De regelfetisjisten van de ISU verboden vervolgens de 'kick-finish', zonder dat duidelijk werd omschreven wat zo'n finish precies inhoudt. In het Engels zegt regel 260: "Deliberately kicking out of a skate (so that the skate is losing entirely its contact with the ice) at the finishing line, or throwing the body across the finishing line, is forbidden, and will lead to a disqualification." Waarom een en ander verboden is, en hoe je vaststelt of iets 'met opzet' gebeurt? Geen idee: het 'schaatswetboek' zwijgt erover.

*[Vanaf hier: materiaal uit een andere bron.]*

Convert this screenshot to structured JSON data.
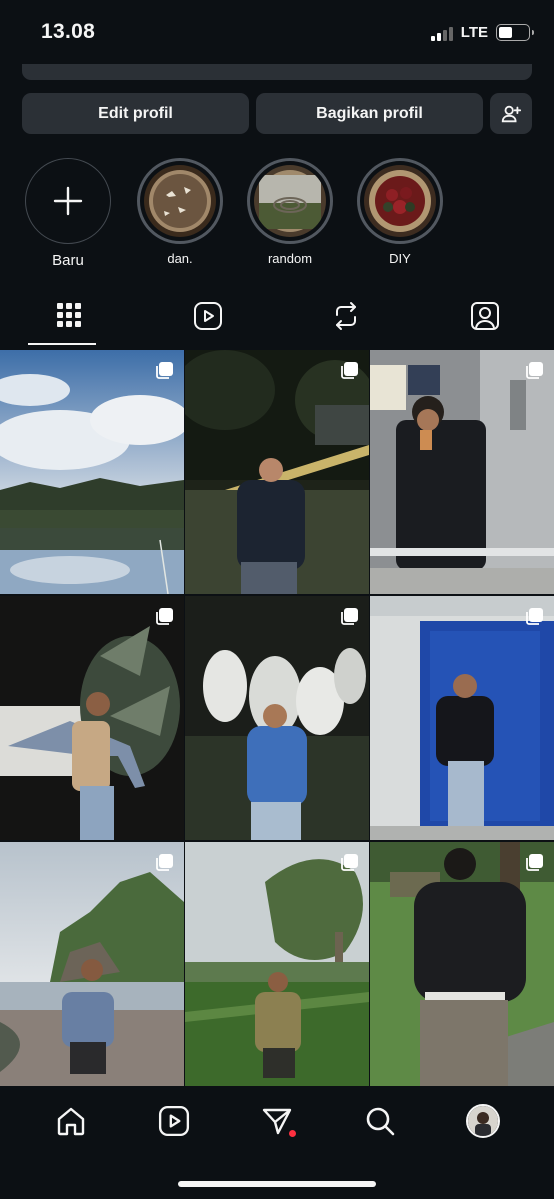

Het steeds weer bedenken van nieuwe regeltjes die het schaatsen eerlijker zouden moeten maken, maar in de praktijk tot willekeur, onbegrip en het verlies van publiek leiden, lijken op paniekvoetbal. De regelgevers van de ISU (denk ook aan het steeds weer inkrimpen van het aantal deelnemers aan de tien kilometer, de complexe regel die bepaalt wie wel of niet de laatste afstand van een meerkamp mag rijden, hoe de gewogen loting van die afstand tot stand komt enzovoort) zoeken met een microscoop naar oplossingen die het kernprobleem alleen maar vergroten: het hardrijden op de schaats heeft inmiddels meer regels dan welke sport dan ook, maar geïnteresseerde toeschouwers kun je buiten Nederland inmiddels op de vingers van één hand tellen.
De oplossing? Hou om te beginnen subiet op met dit soort microregelgeving die de sport alleen maar schade berokkent. Zoom uit, en bekijk wat er wérkelijk aan de hand is met het langebaanschaatsen. Dan kom je bijvoorbeeld uit bij een gebrek aan transparantie. Een voorbeeldje? Bij het olympisch schaatstoernooi worden bij het langebaanschaatsen drie verschillende 'formats' toegepast. De 500 meter wordt twee keer gereden, de overige afstanden één keer, en de ploegenachtervolging volgens een knock-outsysteem drie keer. Ik zou zeggen: breng dáár om te beginnen eens eenheid in. Waarbij het in alle snelheidssporten gebruikelijke knock-outsysteem (waar vele varianten denkbaar zijn) mijn voorkeur zou hebben. Want dát snapt ook de Afrikaan die niets van schaatsen weet, maar wel van spannende én begrijpelijke sport houdt.
Marnix Koolhaas is schaatshistoricus en verzorgt samen met Huub Snoep elke week het historisch perspectief.